摂津の六斎念仏
出典: フリー百科事典『ウィキペディア(Wikipedia)』 (2022/06/17 04:00 UTC 版)
兵庫県阪神戸市から阪神間、さらに大阪府北部には戦前まで多くの六斎念仏が行われていた。現在までそれを伝える講や組はほとんど消滅したものの、むかしは盆のころにはいたるところから鉦の音がきこえたという。なお、摂津地方では、六斎念仏の異称を「ひっつんつん」「すっとんとん」などとも呼ぶ。これは六斎念仏の練習に際して太鼓の打ち方をあらわす擬音から来ており、福島県浜通り及び長崎県平戸島に分布する民俗芸能「じゃんがら」が鉦の叩く擬音であることと同様の名称の由来である。 このように摂津の六斎念仏は太鼓を主体とする六斎念仏がよく伝わっていたようであり、「太鼓念仏」と呼ばれるものも多い。 「太鼓念仏」が摂津の六斎念仏の主体となったことを示すのは、弘化四年に大坂天王寺村西方寺が東町奉行所に宛てた文書からも伺える。 諸国より来訪する尼僧が、唄念仏・和讃・詠歌・踊念仏・夜念仏など、多くの念仏の形態を伝えていた事を述べたのち、 尤も六斎念仏と申候儀ハ、例年七月盂蘭盆会之砌、太鼓念仏又ハ新亡有方之家々ニ於て、念仏修行仕候事 と記される。他の地域において六斎念仏のバリエーションとして行われる上記の唄念仏や和讃、踊念仏、夜念仏などは六斎念仏とはみなされず、六斎念仏は盂蘭盆に「太鼓念仏」を行い、また新盆の家で念仏が行われたというため、摂津の六斎念仏はもっぱら太鼓を用いたものであったことが主体とされていたことが伺える。 ところで、この地に六斎念仏が行われていたことを示す最初の史料は、戦国時代の公家山科言継によって書かれた『言継卿記 』である。

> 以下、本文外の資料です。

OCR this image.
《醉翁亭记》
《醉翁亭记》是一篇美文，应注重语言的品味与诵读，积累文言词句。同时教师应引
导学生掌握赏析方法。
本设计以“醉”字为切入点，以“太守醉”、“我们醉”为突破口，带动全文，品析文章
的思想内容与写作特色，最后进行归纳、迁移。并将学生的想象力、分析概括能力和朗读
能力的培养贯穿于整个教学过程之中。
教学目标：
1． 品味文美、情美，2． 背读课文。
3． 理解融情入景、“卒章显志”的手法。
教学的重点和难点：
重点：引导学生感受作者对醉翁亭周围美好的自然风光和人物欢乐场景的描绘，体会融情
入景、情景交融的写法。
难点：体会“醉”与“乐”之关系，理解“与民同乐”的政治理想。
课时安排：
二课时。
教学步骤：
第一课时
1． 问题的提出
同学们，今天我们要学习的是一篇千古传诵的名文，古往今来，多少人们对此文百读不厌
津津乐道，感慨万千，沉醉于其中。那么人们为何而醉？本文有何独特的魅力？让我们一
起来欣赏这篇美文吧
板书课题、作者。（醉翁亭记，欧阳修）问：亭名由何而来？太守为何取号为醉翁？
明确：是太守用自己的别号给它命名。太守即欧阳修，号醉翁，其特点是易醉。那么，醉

ここには、 於真如堂、為光源院殿御訪、京辺土、摂津池田衆、坂本衆、六斎念仏大施餓鬼有之、十六七ヶ所之衆先別々念仏申之、次一度に又念仏有之、鉦鼓之衆二千八百人云々、貴賎男女之群衆七八万人可有之欠之由各申之、四方土居無其所、先代未聞之群衆也、見物了 との一説が見える。真如堂(現京都市左京区)で足利義輝の施餓鬼供養が行われた折には、京都近隣および、摂津国から池田衆や坂本衆 六斎念仏衆が集結したことが記され、その芸態は鉦及び太鼓を打つものであり、今まで言継がみたこともない群衆であったと伝える。戦国時代までには少なくとも摂津で六斎念仏が行われており、時継が観覧した時代に在っては、多くの集団が京都に出仕するだけの組織が形成されており、他の六斎衆とは、「一度に又念仏」を行うことができるような統制された曲を有していたことがわかる。 このように、摂津の六斎念仏は、戦国時代にあっては京都との深い関係を築きながら組織性を形成していた。しかし、近世に大坂天王寺村の西方寺が六斎念仏衆を掌握するようになり、その性質や信仰形態が京都のものとは大きく異なる変化をみせるようになった。 近年までおこなわれた六斎念仏は、同行と呼ばれる送葬に与る人々によって組織された六斎念仏講も少なくなく、死者供養の役割を多く残しており、加茂の六斎念仏(ひっつんつん)は空也講によって組織され、京都の空也堂との関係を保持しており、さまざまな六斎念仏が展開していたようである。